Thailand’s main opposition party petitioned a court on Tuesday to annul last weekend’s national election, launching a legal challenge that could prolong the deeply divided country’s political paralysis.
The Democrat Party’s petition to the Constitutional Court also urges the dissolution of Prime Minister Yingluck Shinawatra’s ruling party, which called Sunday’s elections in a bid to defuse anti-government protests that started three months ago.
Wiratana Kalayasiri, a former opposition lawmaker and head of the Democrat Party’s legal team, said the petition argues the polls violated the constitution on several grounds, including that they were not completed in one day.
Critics call the Democrats’ argument counterintuitive, saying the reason the election could not be finished in one day is because anti-government protesters backed by the party sabotaged the vote.
The Democrat Party boycotted the election, and the protesters aligned with it forced the closure of hundreds of polling stations in Bangkok and the south, preventing millions of people from voting.
As a result, a series of special elections are required to complete the balloting. Election results cannot be announced until all areas have successfully voted.
“This election has violated the constitution on several counts, but mainly it was not a fair one,” Mr. Wiratana said. “The election was not held on the same day... that is why we are seeking to nullify it.”
Despite fears of violence, the voting proceeded peacefully in 90 percent of polling stations.
The struggle to hold the balloting was part of a 3-month-old conflict that has split the country between supporters of Ms. Yingluck and opponents, who allege her government is too corrupt to rule, and that she is a puppet of her brother, ousted Prime Minister Thaksin Shinawatra.
Mr.
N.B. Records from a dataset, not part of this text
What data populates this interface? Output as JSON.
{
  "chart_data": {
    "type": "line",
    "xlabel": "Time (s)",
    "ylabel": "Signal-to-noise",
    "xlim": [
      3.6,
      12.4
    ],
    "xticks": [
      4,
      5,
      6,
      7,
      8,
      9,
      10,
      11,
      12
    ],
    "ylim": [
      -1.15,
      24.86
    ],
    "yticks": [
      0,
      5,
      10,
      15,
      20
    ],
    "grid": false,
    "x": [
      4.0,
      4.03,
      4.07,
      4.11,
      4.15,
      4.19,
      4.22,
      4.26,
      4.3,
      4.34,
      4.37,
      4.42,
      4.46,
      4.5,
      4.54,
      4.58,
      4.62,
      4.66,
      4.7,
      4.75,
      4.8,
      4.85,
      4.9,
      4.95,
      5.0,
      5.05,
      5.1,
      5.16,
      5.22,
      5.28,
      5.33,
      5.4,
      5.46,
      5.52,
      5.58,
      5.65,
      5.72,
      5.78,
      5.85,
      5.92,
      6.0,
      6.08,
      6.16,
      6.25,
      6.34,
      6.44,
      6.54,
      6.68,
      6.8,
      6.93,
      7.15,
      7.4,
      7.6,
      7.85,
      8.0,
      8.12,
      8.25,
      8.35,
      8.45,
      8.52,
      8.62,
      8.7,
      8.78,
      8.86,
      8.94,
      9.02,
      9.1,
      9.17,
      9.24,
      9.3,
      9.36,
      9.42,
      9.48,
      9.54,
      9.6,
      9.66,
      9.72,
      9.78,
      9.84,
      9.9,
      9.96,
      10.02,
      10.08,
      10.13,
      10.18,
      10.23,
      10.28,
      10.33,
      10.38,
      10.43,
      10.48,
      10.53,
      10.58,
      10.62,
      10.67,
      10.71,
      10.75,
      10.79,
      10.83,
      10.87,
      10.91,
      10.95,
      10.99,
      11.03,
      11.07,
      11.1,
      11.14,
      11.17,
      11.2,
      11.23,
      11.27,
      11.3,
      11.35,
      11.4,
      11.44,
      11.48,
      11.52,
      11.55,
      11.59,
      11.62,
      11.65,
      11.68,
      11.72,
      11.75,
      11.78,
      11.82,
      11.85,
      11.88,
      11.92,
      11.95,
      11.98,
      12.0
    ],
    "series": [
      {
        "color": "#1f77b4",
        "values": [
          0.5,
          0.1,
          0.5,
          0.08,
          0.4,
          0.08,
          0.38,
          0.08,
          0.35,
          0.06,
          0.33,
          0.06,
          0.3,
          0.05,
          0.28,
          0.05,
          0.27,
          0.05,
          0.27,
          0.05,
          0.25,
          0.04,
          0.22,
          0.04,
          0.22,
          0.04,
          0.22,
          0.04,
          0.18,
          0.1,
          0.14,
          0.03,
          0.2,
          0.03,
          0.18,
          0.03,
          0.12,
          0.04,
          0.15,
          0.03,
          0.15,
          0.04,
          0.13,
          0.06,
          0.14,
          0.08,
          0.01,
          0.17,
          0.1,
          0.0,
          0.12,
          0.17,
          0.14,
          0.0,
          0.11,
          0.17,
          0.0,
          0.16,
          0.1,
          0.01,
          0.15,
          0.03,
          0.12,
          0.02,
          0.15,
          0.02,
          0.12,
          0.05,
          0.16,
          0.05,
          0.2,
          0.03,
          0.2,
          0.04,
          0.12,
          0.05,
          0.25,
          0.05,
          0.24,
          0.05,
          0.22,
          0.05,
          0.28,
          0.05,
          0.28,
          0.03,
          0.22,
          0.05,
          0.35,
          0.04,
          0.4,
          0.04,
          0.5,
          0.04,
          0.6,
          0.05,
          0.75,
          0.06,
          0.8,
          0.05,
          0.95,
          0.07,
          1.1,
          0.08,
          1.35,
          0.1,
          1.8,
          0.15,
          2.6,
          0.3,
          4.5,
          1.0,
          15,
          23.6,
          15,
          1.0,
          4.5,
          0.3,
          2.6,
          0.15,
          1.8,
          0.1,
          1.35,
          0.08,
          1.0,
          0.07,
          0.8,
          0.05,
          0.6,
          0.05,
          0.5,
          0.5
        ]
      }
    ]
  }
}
Thaksin, a billionaire businessman who is the most divisive figure in modern Thai history, fled into exile to avoid a corruption conviction after being deposed in a 2006 military coup.
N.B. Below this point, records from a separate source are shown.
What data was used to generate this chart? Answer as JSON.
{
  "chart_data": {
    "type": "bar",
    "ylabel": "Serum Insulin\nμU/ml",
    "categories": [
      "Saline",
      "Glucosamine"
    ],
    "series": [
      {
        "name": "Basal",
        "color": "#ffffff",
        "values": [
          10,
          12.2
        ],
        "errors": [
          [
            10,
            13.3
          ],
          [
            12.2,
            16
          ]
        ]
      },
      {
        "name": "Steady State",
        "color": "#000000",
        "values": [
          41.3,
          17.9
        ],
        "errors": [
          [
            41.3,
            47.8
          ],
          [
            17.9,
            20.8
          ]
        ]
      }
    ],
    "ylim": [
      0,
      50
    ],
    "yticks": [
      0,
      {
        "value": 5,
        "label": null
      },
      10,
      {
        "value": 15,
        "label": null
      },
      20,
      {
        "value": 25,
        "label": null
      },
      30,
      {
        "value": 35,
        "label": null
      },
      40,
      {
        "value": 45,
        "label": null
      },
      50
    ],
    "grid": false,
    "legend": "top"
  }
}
The demonstrators have occupied major intersections in Bangkok and forced government ministries to shut down and work elsewhere.
The protesters are demanding the elected government be replaced by an unelected “people’s council” to enact reforms ahead of new elections and remove the Shinawatra family’s influence from politics.
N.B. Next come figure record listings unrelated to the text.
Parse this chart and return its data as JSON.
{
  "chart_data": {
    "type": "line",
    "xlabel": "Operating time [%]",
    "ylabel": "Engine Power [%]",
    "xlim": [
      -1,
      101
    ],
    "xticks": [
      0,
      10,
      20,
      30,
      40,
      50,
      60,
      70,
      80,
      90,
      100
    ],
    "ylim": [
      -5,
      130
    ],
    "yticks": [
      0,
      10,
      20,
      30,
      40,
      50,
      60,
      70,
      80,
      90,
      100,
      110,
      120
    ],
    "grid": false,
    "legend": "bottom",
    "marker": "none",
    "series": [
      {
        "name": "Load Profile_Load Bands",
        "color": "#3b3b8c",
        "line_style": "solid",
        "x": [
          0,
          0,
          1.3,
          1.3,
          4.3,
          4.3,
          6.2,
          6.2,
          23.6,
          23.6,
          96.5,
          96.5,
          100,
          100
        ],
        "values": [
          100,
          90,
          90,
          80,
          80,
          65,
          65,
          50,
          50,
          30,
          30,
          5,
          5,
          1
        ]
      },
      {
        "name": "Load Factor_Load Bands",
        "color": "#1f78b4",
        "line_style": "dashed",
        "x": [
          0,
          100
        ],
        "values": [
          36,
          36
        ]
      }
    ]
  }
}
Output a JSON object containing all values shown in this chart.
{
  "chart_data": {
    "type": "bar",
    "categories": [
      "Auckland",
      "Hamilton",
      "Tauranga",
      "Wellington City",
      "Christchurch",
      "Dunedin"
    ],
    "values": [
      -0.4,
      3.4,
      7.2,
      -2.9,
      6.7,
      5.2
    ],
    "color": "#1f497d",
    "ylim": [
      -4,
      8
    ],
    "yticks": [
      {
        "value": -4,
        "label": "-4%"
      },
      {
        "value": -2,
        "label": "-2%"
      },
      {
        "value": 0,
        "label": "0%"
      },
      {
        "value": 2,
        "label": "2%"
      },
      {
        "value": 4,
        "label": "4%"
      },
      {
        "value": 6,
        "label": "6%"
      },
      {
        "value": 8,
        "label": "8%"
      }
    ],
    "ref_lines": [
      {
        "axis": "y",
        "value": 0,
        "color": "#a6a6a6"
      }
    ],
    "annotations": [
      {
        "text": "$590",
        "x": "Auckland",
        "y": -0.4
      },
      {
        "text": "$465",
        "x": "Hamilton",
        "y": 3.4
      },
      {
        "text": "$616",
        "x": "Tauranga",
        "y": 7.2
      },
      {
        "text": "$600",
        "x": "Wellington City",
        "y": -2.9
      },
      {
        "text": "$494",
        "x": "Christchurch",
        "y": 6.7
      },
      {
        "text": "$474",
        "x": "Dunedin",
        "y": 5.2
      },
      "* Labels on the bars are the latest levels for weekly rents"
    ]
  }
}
Ms. Yingluck has refused to step down, arguing she was elected by a large majority and is open to reform, but that such a council would be unconstitutional and undemocratic.
China cancels rice deal with Thailand
Meanwhile, China cancelled a deal to buy more than a million tonnes of rice from Thailand due to a probe into the Thai government’s subsidies for rice growers.
Thai Commerce Minister Niwattumrong Boonsongpaisan said on Tuesday that a Chinese state company terminated a contract to buy 1.2 million tonnes of rice.
The rice scheme is a flagship policy of Ms. Yingluck’s embattled caretaker government.
Critics say the policy of buying rice from growers at above market prices has accumulated losses of at least $4.46 billion and has been dogged by corruption.
Thousands of farmers have blocked main roads in the provinces to demand overdue payments from the government.
Indian to be deported for leading protests
The Thai government on Tuesday ordered the deportation of an Indian businessman for leading a group of protesters in a business district in Bankok demanding the ouster of Ms. Yingluck .
Satish Sehgal, chairman of the Thai-Indian Business Association, was ordered to be deported by Thailand’s Centre for Maintaining Peace and Order (CMPO), which is overseeing the government’s response to protests, according to Thai news agency MCOT.
The CMPO directed immigration authorities and police to start procedures to deport Sehgal, who has been living in Bangkok for decades and holds an Indian passport, for leading anti-government protests and defying a state of emergency.
Mr. Sehgal was a core member of the protests aimed at ousting Ms. Yingluck.
Authorities had warned last month that action would be taken against five non-Thai protesters for their active role in demonstrations led by former Democrat lawmaker Suthep Thaugsuban.
Last month, Sehgal led a group of protesters in Bangkok’s business district and called for the elected government to quit. He also publicly criticised the government and showed his strong affiliation to the opposition Democrat Party.
Thailand has a sizable population of ethnic Indian businessmen who have largely remained focused on increasing their business presence.